Comment 0 for bug 1732990

Revision history for this message
Manoj Iyer (manjo) wrote :

[Impact]
Error records which have multiple errors in them will incorrectly report all errors after the first one. This results in garbage non-standard error trace events to be generated, and for AER and MC errors there will be no kernel action to help recover from these errors in the AER and EDAC drivers.

[Fix]
Patches in Linus tree fixes this issue:
aaf2c2fb0f51 ACPI / APEI: clear error status before acknowledging the error
c4335fdd3822 ACPI: APEI: fix the wrong iteration of generic error status block

[Testing]
Insert a e1000 pcie card into the system, run the following command that should generate PCIe correctable errors, you will see only the first error in each GHES report go to the AER driver rather than all errors from the GHES reports.

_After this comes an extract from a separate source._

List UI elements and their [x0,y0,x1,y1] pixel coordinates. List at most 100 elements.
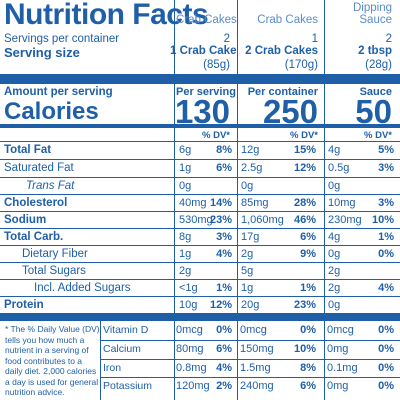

$ sudo setpci -s 0002:00:00.0 0x70c.l=0x00808000;sudo setpci -s 0002:00:00.0 CAP_EXP+0x10.B=0x4b;sleep 1;sudo setpci -s 0002:00:00.0 CAP_EXP+0x10.B=0x48

Where "0002:00:00.0" being the root hub for the card.

[Regression Potential]
The two patches to ACPI APEI driver was cleanly cherry picked from linus's tree and applied to Artful and Zesty. The patches were tested on QDF2400 platform where it was found to issue and don't introduce any regressions.